Publié le 8 janvier 2026 à 15h22. Le Bureau du procureur général indonésien (AGO) a intensifié son enquête sur des allégations de corruption entourant la délivrance de permis d’exploitation minière de nickel dans le nord de Konawe, en Sulawesi du Sud-Est, avec une visite d’enquêteurs au ministère des Forêts.
- L’enquête porte sur des pertes potentielles pour l’État estimées à 2 700 milliards de roupies (environ 160 millions d’euros).
- Les enquêteurs recherchent des preuves liées à une affaire précédemment classée par la Commission d’éradication de la corruption (KPK).
- Le ministère des Forêts a précisé qu’il s’agissait d’un échange de données et non d’une perquisition.
L’enquête, menée par la Direction des crimes spéciaux du Bureau du procureur général adjoint pour les crimes spéciaux (Jampidsus), s’intéresse de près à la délivrance de permis d’exploitation minière de nickel dans le nord de Konawe. Selon une source au sein de Jampidsus, les enquêteurs cherchent à reconstituer le dossier, initialement enquêté par la KPK avant d’être clos par un arrêt de l’enquête (SP3).
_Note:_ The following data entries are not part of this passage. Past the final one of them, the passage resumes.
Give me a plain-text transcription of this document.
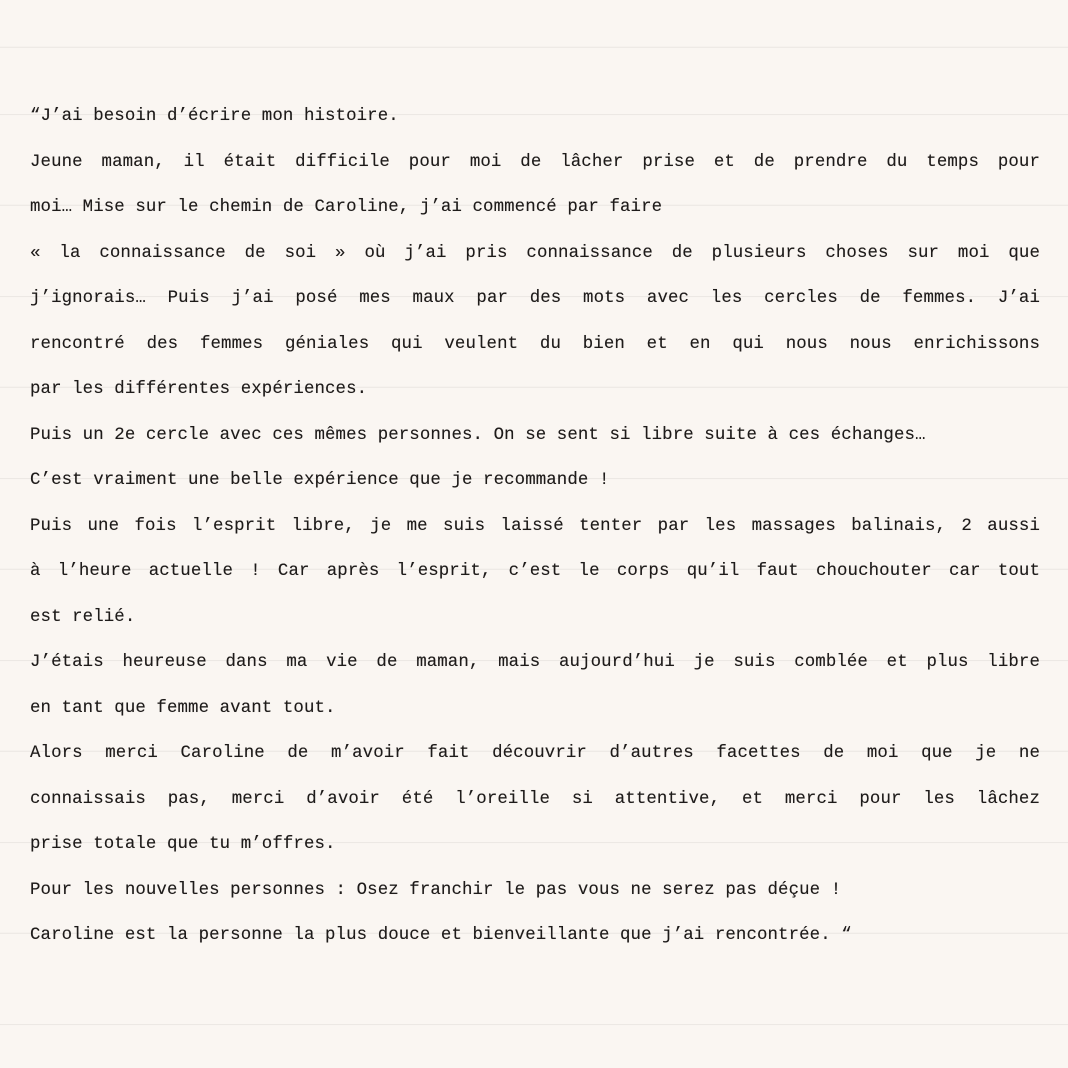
“J’ai besoin d’écrire mon histoire.
Jeune maman, il était difficile pour moi de lâcher prise et de prendre du temps pour
moi… Mise sur le chemin de Caroline, j’ai commencé par faire
« la connaissance de soi » où j’ai pris connaissance de plusieurs choses sur moi que
j’ignorais… Puis j’ai posé mes maux par des mots avec les cercles de femmes. J’ai
rencontré des femmes géniales qui veulent du bien et en qui nous nous enrichissons
par les différentes expériences.
Puis un 2e cercle avec ces mêmes personnes. On se sent si libre suite à ces échanges…
C’est vraiment une belle expérience que je recommande !
Puis une fois l’esprit libre, je me suis laissé tenter par les massages balinais, 2 aussi
à l’heure actuelle ! Car après l’esprit, c’est le corps qu’il faut chouchouter car tout
est relié.
J’étais heureuse dans ma vie de maman, mais aujourd’hui je suis comblée et plus libre
en tant que femme avant tout.
Alors merci Caroline de m’avoir fait découvrir d’autres facettes de moi que je ne
connaissais pas, merci d’avoir été l’oreille si attentive, et merci pour les lâchez
prise totale que tu m’offres.
Pour les nouvelles personnes : Osez franchir le pas vous ne serez pas déçue !
Caroline est la personne la plus douce et bienveillante que j’ai rencontrée. “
« Nous recherchons d’anciennes preuves liées à l’affaire North Konawe », a confié la source à Republika.
L’affaire remonte à plusieurs années et implique des accusations selon lesquelles un ancien responsable de la région a accordé des permis à au moins 17 sociétés de nickel. Des irrégularités ont été constatées, notamment des chevauchements de concessions minières et des empiètements sur des zones forestières protégées. L’Agence de surveillance des finances et du développement (BPKP) a été sollicitée pour évaluer l’ampleur des pertes financières subies par l’État.
Le ministère des Forêts a réagi à la visite des enquêteurs en affirmant qu’il s’agissait d’une simple demande de rapprochement de données concernant l’évolution de la destination des zones forestières, en particulier des forêts protégées dans différentes régions. Dans un communiqué officiel, le ministère a souligné que cette vérification portait sur des décisions passées et n’affectait pas l’administration actuelle.
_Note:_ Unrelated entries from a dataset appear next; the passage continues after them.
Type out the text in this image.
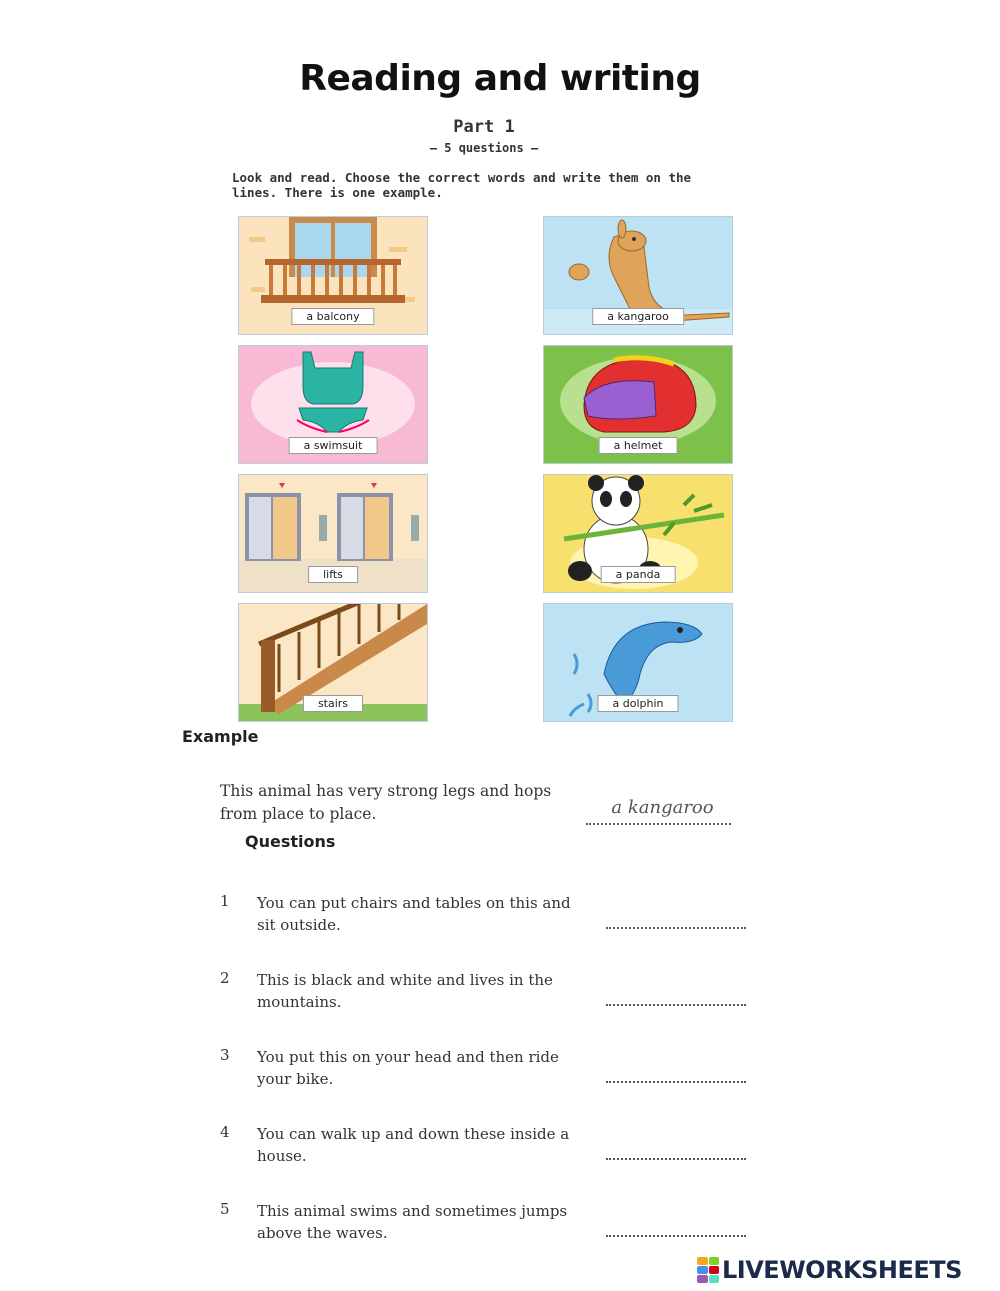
Reading and writing
Part 1
– 5 questions –
Look and read. Choose the correct words and write them on the lines. There is one example.
a balcony	a kangaroo
a swimsuit	a helmet
lifts	a panda
stairs	a dolphin
Example
This animal has very strong legs and hops from place to place.	a kangaroo
Questions
1 You can put chairs and tables on this and sit outside.
2 This is black and white and lives in the mountains.
3 You put this on your head and then ride your bike.
4 You can walk up and down these inside a house.
5 This animal swims and sometimes jumps above the waves.
LIVEWORKSHEETS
« Cette activité consistait en un rapprochement de données, et non en une perquisition, et s’est déroulée sans heurts, de manière ordonnée et coopérative. »
Ministère des Forêts
Le porte-parole de l’AGO, Anang Supriatna, chef du Centre d’information et de droit (Kapuspenkum), a indiqué n’avoir pas encore reçu de rapport officiel de l’équipe Jampidsus concernant les actions menées au ministère des Forêts. Il a promis une communication officielle dès que les informations seraient confirmées.
L’AGO avait officiellement annoncé le 31 décembre 2025 le lancement de l’enquête sur les allégations de corruption liées à la délivrance des permis d’extraction de nickel dans le nord de Konawe. L’enquête avait été initiée en août-septembre 2025.
L’affaire avait initialement été traitée par la KPK, qui avait désigné Aswad Sulaiman, alors régent du nord de Konawe, comme suspect en octobre 2017. La KPK avait alors estimé qu’Aswad avait accordé des permis à 17 sociétés minières de nickel en une seule journée, certaines concessions chevauchant des zones légalement attribuées à la société minière d’État PT Aneka Tambang (Antam). Selon la KPK, Aswad aurait reçu 13 milliards de roupies de paiements illicites, tandis que les pertes pour l’État étaient estimées à 2 700 milliards de roupies. Une arrestation était prévue en septembre 2023, mais a été annulée pour des raisons de santé. En décembre 2024, la KPK a émis un SP3, une décision qui n’a été rendue publique qu’en décembre 2025.
Le ministère des Forêts a salué les efforts de l’AGO pour renforcer la gouvernance forestière, soulignant l’importance d’une coordination étroite entre les ministères et les organismes chargés de l’application de la loi pour garantir une gestion transparente, équitable et durable des ressources forestières indonésiennes.